Improving Expressive Power of Spectral Graph Neural Networks with Eigenvalue Correction
Lu, Kangkang, Yu, Yanhua, Fei, Hao, Li, Xuan, Yang, Zixuan, Guo, Zirui, Liang, Meiyu, Yin, Mengran, Chua, Tat-Seng
In recent years, spectral graph neural networks, characterized by polynomial filters, have garnered increasing attention and have achieved remarkable performance in tasks such as node classification. These models typically assume that eigenvalues for the normalized Laplacian matrix are distinct from each other, thus expecting a polynomial filter to have a high fitting ability.

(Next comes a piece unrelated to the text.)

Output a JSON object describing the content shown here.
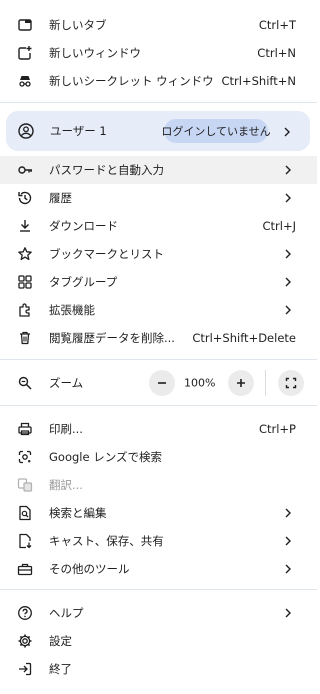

However, this paper empirically observes that normalized Laplacian matrices frequently possess repeated eigenvalues. Moreover, we theoretically establish that the number of distinguishable eigenvalues plays a pivotal role in determining the expressive power of spectral graph neural networks. In light of this observation, we propose an eigenvalue correction strategy that can free polynomial filters from the constraints of repeated eigenvalue inputs. Concretely, the proposed eigenvalue correction strategy enhances the uniform distribution of eigenvalues, thus mitigating repeated eigenvalues, and improving the fitting capacity and expressive power of polynomial filters. Extensive experimental results on both synthetic and real-world datasets demonstrate the superiority of our method.